FRESH exposures can be considered in the stock of Unichem Laboratories, a Mumbai-based mid-sized pharma company that predominantly derives its revenues from the domestic formulations business. The stock has appreciated by about 45 per cent since the earlier recommendation (Business Line, December 22, 2002) when the stock traded at about Rs 215. For those willing to buy into the stock from a two-three year perspective, there still is scope for capital appreciation even from the current levels.

Business profile: The company derives close to four-fifths of its revenues from formulations that cater to the domestic market; bulk drugs and exports chip in with the rest. Realising that an excessive dependence on the anti-infective segment would be counter-productive to its financial health, Unichem has sought to broaden its product offerings by entering the pain management, cardio-vascular and central nervous system therapeutic areas, also known as the lifestyle categories.

The upshot of this change in product profile has been manifold. The anti-infective segment is riven by price competition, which hurts realisations.

On the contrary, the lifestyle segment is growing at a faster clip and with drugs addressing this segment falling outside the ambit of price control, Unichem would also have better latitude when it comes to pricing.

The company has also decided to take the co-marketing route to fill any gaps in its product offerings and also to move faster to capitalise on first-to-market opportunities.

Existing agreements are with companies such as Glenmark, Bharat Biotech, Cadila and Ind-Swift.

These tie-ups, perhaps, reflect Unichem's marketing strengths. Such strengths would also be sought out by MNCs looking at launch vehicles for their products in the post-2005 patent regime.

Export focus: At present, Unichem derives close to 10 per cent of its revenues from the export market. The company has been prudent in the scale up of its export operations.

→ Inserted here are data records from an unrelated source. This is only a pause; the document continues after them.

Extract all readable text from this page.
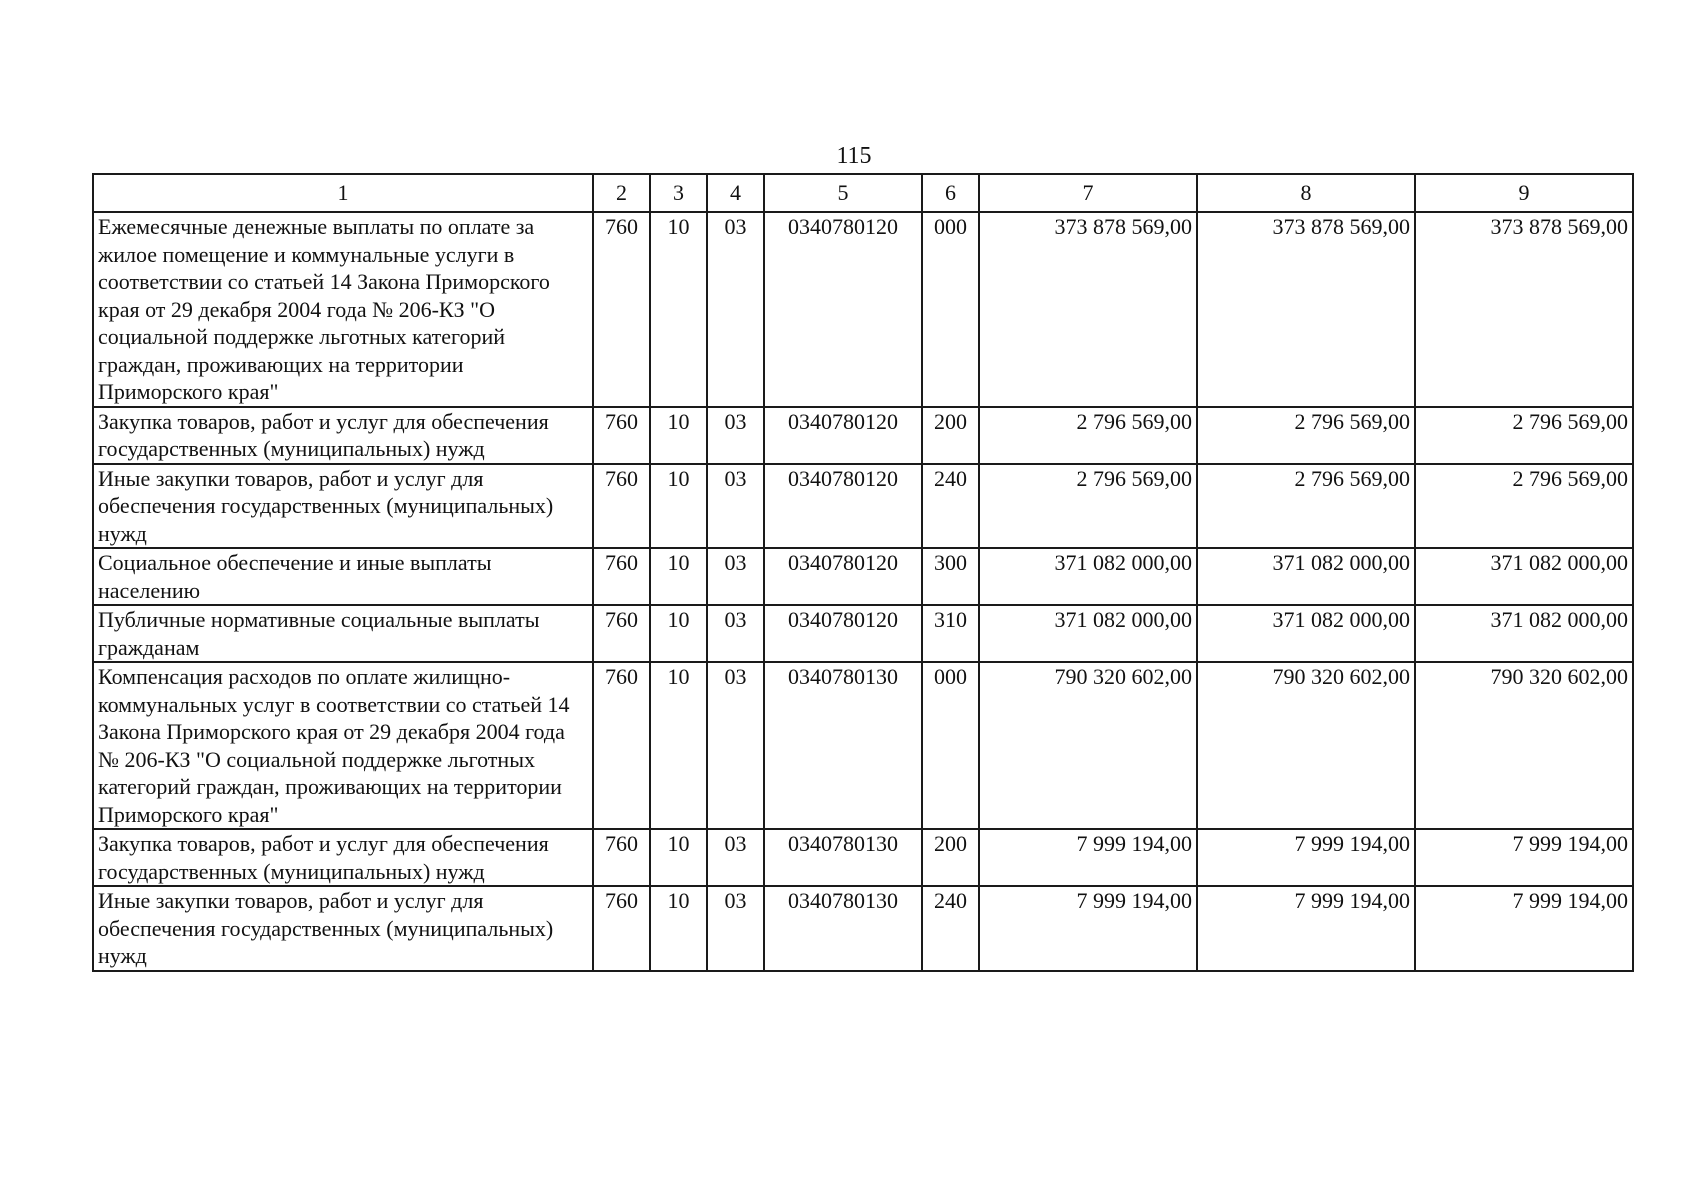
115
1	2	3	4	5	6	7	8	9
Ежемесячные денежные выплаты по оплате за жилое помещение и коммунальные услуги в соответствии со статьей 14 Закона Приморского края от 29 декабря 2004 года № 206-КЗ "О социальной поддержке льготных категорий граждан, проживающих на территории Приморского края"	760	10	03	0340780120	000	373 878 569,00	373 878 569,00	373 878 569,00
Закупка товаров, работ и услуг для обеспечения государственных (муниципальных) нужд	760	10	03	0340780120	200	2 796 569,00	2 796 569,00	2 796 569,00
Иные закупки товаров, работ и услуг для обеспечения государственных (муниципальных) нужд	760	10	03	0340780120	240	2 796 569,00	2 796 569,00	2 796 569,00
Социальное обеспечение и иные выплаты населению	760	10	03	0340780120	300	371 082 000,00	371 082 000,00	371 082 000,00
Публичные нормативные социальные выплаты гражданам	760	10	03	0340780120	310	371 082 000,00	371 082 000,00	371 082 000,00
Компенсация расходов по оплате жилищно-коммунальных услуг в соответствии со статьей 14 Закона Приморского края от 29 декабря 2004 года № 206-КЗ "О социальной поддержке льготных категорий граждан, проживающих на территории Приморского края"	760	10	03	0340780130	000	790 320 602,00	790 320 602,00	790 320 602,00
Закупка товаров, работ и услуг для обеспечения государственных (муниципальных) нужд	760	10	03	0340780130	200	7 999 194,00	7 999 194,00	7 999 194,00
Иные закупки товаров, работ и услуг для обеспечения государственных (муниципальных) нужд	760	10	03	0340780130	240	7 999 194,00	7 999 194,00	7 999 194,00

It has preferred to target markets such as Europe, Brazil and CIS countries, to name a few, rather than make inroads into the US market, which, though lucrative, would also be an expensive proposition. Unichem has a JV in the UK, Niche Generics, which should provide it with a beachhead to penetrate the generic opportunity in Europe. Further, the company proposes to set up an additional manufacturing facility for formulations and use its facility at Goa exclusively for exports.

An upgradation of bulk drug facilities is also on the cards, with an eye on making them suitable to target the exploding generic opportunity in the US. Admittedly, inspection of these facilities and subsequent commencement of supply would not happen immediately; the effects of these initiatives would bring in over a two-to-three year period, once approvals are obtained.

Outlook: At the current price, the stock trades at about nine times its trailing four-quarter earnings per share. Modest valuations, coupled with encouraging long-term prospects, make Unichem a stock that could merit a look-in.